I agree that black life matters, but wherein do these lives hold their value? Is it only when stolen by one of a different race? When did the worth of our children so depreciate? Are these poor sons’ still not just as cut-down and shortened when murdered by one’s own clone?
It would appear that we complain more loudly in protest when the lives of our boys’ are shortened by someone of another color, than when our lifecycles are stolen by the actions of our own—(someone with deep, dark tones).
Why are we not distraught when our children are caught (either as victims of violent death or as a prisoner for their crime)? Are these stolen lives suddenly more meaningful when killed by others, over those losses which are reported to occur over 100,000 times?
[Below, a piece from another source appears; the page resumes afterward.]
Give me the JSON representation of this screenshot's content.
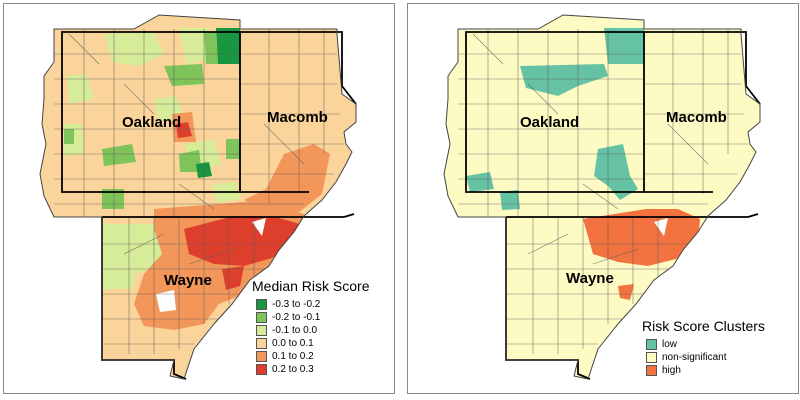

When the media cries in protest that black life matters too, are we to believe that black life slayed by someone else is deemed worthy of more praise or that we must evoke just cause? For these hundreds of slaughtered ones, is there no healing gauze?
The truth be told, it would appear that we are prone to loudly object when black lives are prematurely checked by someone who sits in the other net. But we are curiously mousy quiet and refuse to fuss when these deaths are attributed to those who seem to look like one of us.
Though we may demonstrate, and cry and chatter for a while, it makes one wonder, just how much—really, does black shattered life matter—though the truth cuts like a knife, how long before we take up this fight?